Solvent-Solvent Correlations across Graphene: The Effect of Image Charges

N Ojaghlou and D Bratko and M Salanne and M Shafiei and A Luzar, ACS NANO, 14, 7987-7998 (2020).

DOI: 10.1021/acsnano.9b09321

Wetting experiments show pure graphene to be weakly hydrophilic, but its contact angle (CA) also reflects the character of the supporting material. Measurements and molecular dynamics simulations on suspended and supported graphene often reveal a CA reduction due to the presence of the supporting substrate. A similar reduction is consistently observed when graphene is wetted from both sides. The effect has been attributed to transparency to molecular interactions across the graphene sheet; however, the possibility of substrate-induced graphene polarization has also been considered. Computer simulations of CA on graphene have so far been determined by ignoring the material's conducting properties.
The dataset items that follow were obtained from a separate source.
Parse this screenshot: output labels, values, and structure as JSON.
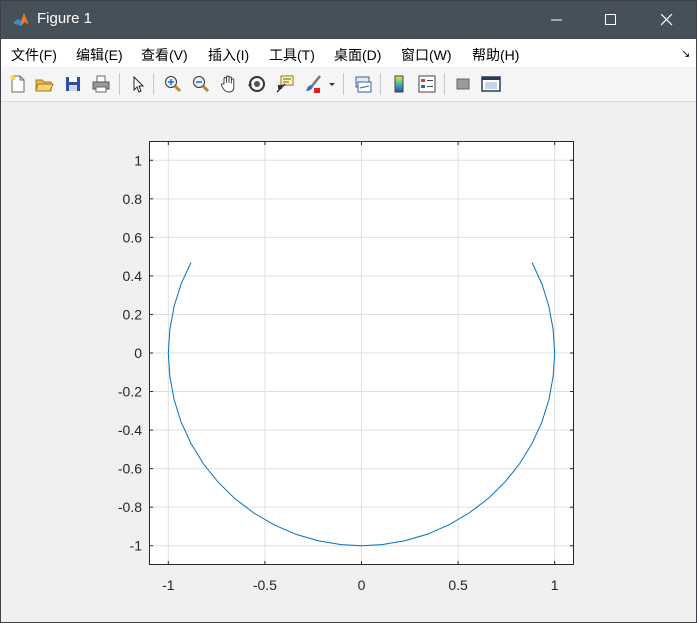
{
  "window": {
    "title": "Figure 1"
  },
  "menu": {
    "items": [
      {
        "id": "file",
        "label": "文件(F)"
      },
      {
        "id": "edit",
        "label": "编辑(E)"
      },
      {
        "id": "view",
        "label": "查看(V)"
      },
      {
        "id": "insert",
        "label": "插入(I)"
      },
      {
        "id": "tools",
        "label": "工具(T)"
      },
      {
        "id": "desktop",
        "label": "桌面(D)"
      },
      {
        "id": "window",
        "label": "窗口(W)"
      },
      {
        "id": "help",
        "label": "帮助(H)"
      }
    ],
    "dock_arrow": "↘"
  },
  "toolbar": {
    "buttons": [
      "new-figure-icon",
      "open-file-icon",
      "save-icon",
      "print-icon",
      "edit-plot-icon",
      "zoom-in-icon",
      "zoom-out-icon",
      "pan-icon",
      "rotate-3d-icon",
      "data-cursor-icon",
      "brush-icon",
      "brush-dropdown-icon",
      "link-plot-icon",
      "colorbar-icon",
      "legend-icon",
      "hide-plot-tools-icon",
      "show-plot-tools-icon"
    ]
  },
  "colors": {
    "titlebar": "#465059",
    "series": "#0072bd",
    "grid": "#dfdfdf"
  },
  "chart_data": {
    "type": "line",
    "title": "",
    "xlabel": "",
    "ylabel": "",
    "xlim": [
      -1.1,
      1.1
    ],
    "ylim": [
      -1.1,
      1.1
    ],
    "grid": true,
    "xticks": [
      -1,
      -0.5,
      0,
      0.5,
      1
    ],
    "xtick_labels": [
      "-1",
      "-0.5",
      "0",
      "0.5",
      "1"
    ],
    "yticks": [
      1,
      0.8,
      0.6,
      0.4,
      0.2,
      0,
      -0.2,
      -0.4,
      -0.6,
      -0.8,
      -1
    ],
    "ytick_labels": [
      "1",
      "0.8",
      "0.6",
      "0.4",
      "0.2",
      "0",
      "-0.2",
      "-0.4",
      "-0.6",
      "-0.8",
      "-1"
    ],
    "series": [
      {
        "x": [
          -0.883,
          -0.934,
          -0.97,
          -0.992,
          -1.0,
          -0.992,
          -0.97,
          -0.934,
          -0.883,
          -0.819,
          -0.743,
          -0.656,
          -0.559,
          -0.454,
          -0.342,
          -0.225,
          -0.105,
          0.0,
          0.105,
          0.225,
          0.342,
          0.454,
          0.559,
          0.656,
          0.743,
          0.819,
          0.883,
          0.934,
          0.97,
          0.992,
          1.0,
          0.992,
          0.97,
          0.934,
          0.883
        ],
        "y": [
          0.469,
          0.358,
          0.242,
          0.122,
          0.0,
          -0.122,
          -0.242,
          -0.358,
          -0.469,
          -0.574,
          -0.669,
          -0.755,
          -0.829,
          -0.891,
          -0.94,
          -0.974,
          -0.994,
          -1.0,
          -0.994,
          -0.974,
          -0.94,
          -0.891,
          -0.829,
          -0.755,
          -0.669,
          -0.574,
          -0.469,
          -0.358,
          -0.242,
          -0.122,
          0.0,
          0.122,
          0.242,
          0.358,
          0.469
        ]
      }
    ]
  }
}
We improve the graphene model by incorporating its conductivity according to the constant applied potential molecular dynamics. Using this method, we compare the wettabilities of suspended graphene and graphene supported by water by measuring the CA of cylindrical water drops on the sheets. The inclusion of graphene conductivity and concomitant polarization effects leads to a lower CA on suspended graphene, but the CA reduction is significantly bigger when the sheets are also wetted from the opposite side. The stronger adhesion is accompanied by a profound change in the correlations among water molecules across the sheet. While partial charges on water molecules interacting across an insulator sheet attract charges of the opposite sign, apparent attraction among like charges is manifested across the conducting graphene. The change is associated with graphene polarization, as the image charges inside the conductor attract equally signed partial charges of water molecules on both sides of the sheet. Additionally, using a nonpolar liquid (diiodomethane), we affirm a detectable wetting translucency when liquid-liquid forces are dominated by dispersive interactions. Our findings are important for predictive modeling toward a variety of applications including sensors, fuel cell membranes, water filtration, and graphene-based electrode materials in high-performance supercapacitors.